Goal Four: Emphasize a citizen-first culture that provides outreach, embraces diversity, and honors individual choice.

Racial and economic disparities are a major part of the aging landscape in Pennsylvania. Individuals with resources have access to services and excellent health care. Those without these resources often experience a lower quality of care, leading to health difficulties and reduced longevity.

A major emphasis of this goal is respecting individual choice. It is an important concept, as no one should be forced into a living situation against their will and the overall aging system must not favor one type of care. But individual choice cannot be reserved solely for those with resources. Pennsylvania is now one of only three states that does not permit Medicaid to cover the costs of assisting living or personal care residences in addition to nursing homes. Such a policy severely restricts individual choice – but it is not referenced in the State Plan.

Goal Five: Advocate for the rights of older adults and ensure their safety and dignity by raising awareness of and responding effectively to incidences of abuse, injury, exploitation, violence, and neglect.
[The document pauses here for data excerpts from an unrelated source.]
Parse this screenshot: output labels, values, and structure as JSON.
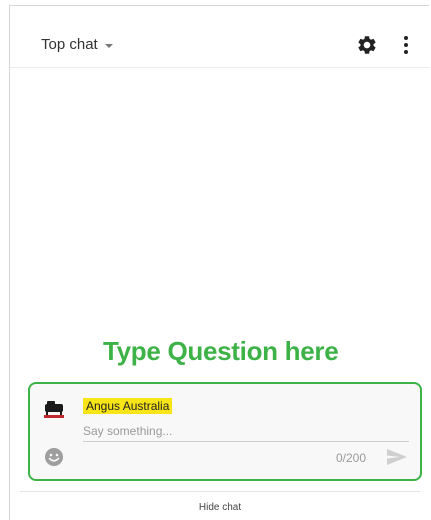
{
  "header": {
    "chat_mode_label": "Top chat",
    "icons": [
      "chevron-down-icon",
      "gear-icon",
      "more-vert-icon"
    ]
  },
  "annotation": {
    "text": "Type Question here",
    "color": "#3db247"
  },
  "composer": {
    "author_name": "Angus Australia",
    "author_highlight": "#f7e518",
    "placeholder": "Say something...",
    "char_count": "0/200",
    "icons": [
      "avatar-logo",
      "emoji-icon",
      "send-icon"
    ]
  },
  "footer": {
    "hide_chat_label": "Hide chat"
  }
}
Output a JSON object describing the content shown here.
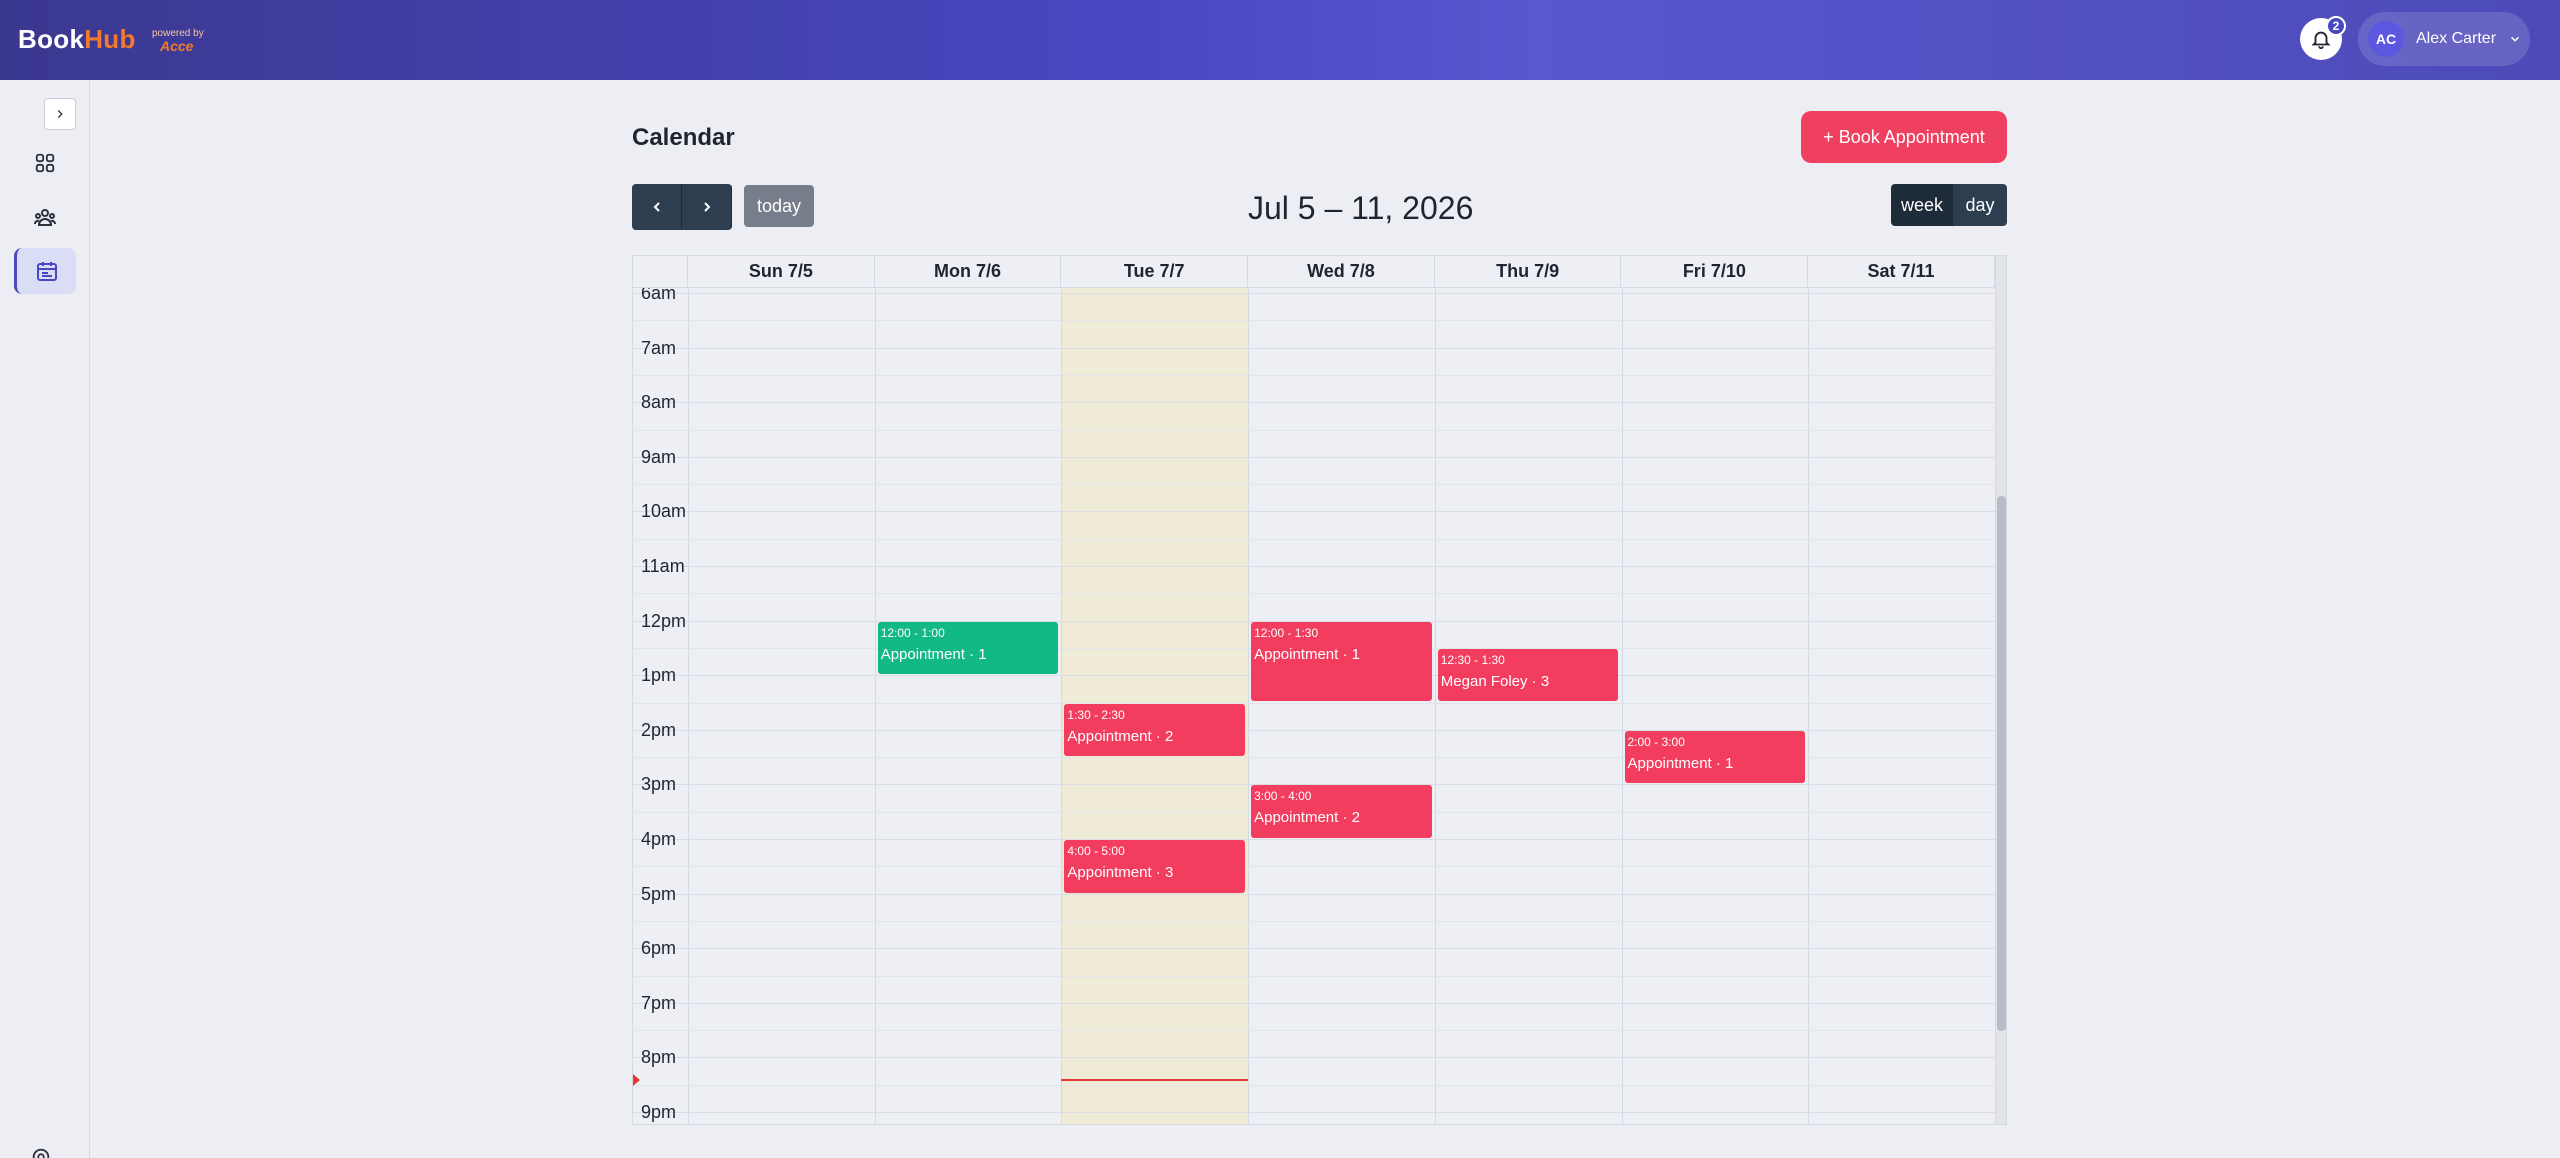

Elder abuse, particularly financial exploitation, is an ongoing and growing problem in Pennsylvania. Pennsylvania’s Older Adult Protective Services Act is designed to address and combat this situation. Because of court decisions and the changing nature of elder abuse, the Act needs a significant rewrite. But for the third consecutive legislative session, disputes between the Administration, the House, and the Senate thwarted this effort in 2020.

The State Plan makes the final approval of this legislation the main objective of this goal. It may be the clearest objective in the entire State Plan, and it is an objective everyone interested in the welfare of the older population of Pennsylvania should commit to and pressure legislators and the Administration to achieve.

There is a great deal more in Pennsylvania’s 2020-24 State Plan on Aging. The narrative contains an impressive summary of the challenges facing the Commonwealth as the older population increases as well as details of programs available to older Pennsylvanians and how the Department of Aging works with other state agencies on various initiatives and issues.

But while the goals mention a number of important issues and repeatedly emphasize increasing public awareness of programs and initiatives, they lack urgency. Simply providing more information and increasing efficiencies will not solve concerns such as housing and healthcare. 

Meeting the challenges faced by the Commonwealth as our older population grows will require a concerted effort to convince elected officials and the general public to provide the necessary resources and funding. That is the goal which can make the other goals of Pennsylvania’s 2020-24 State Plan on Aging achievable.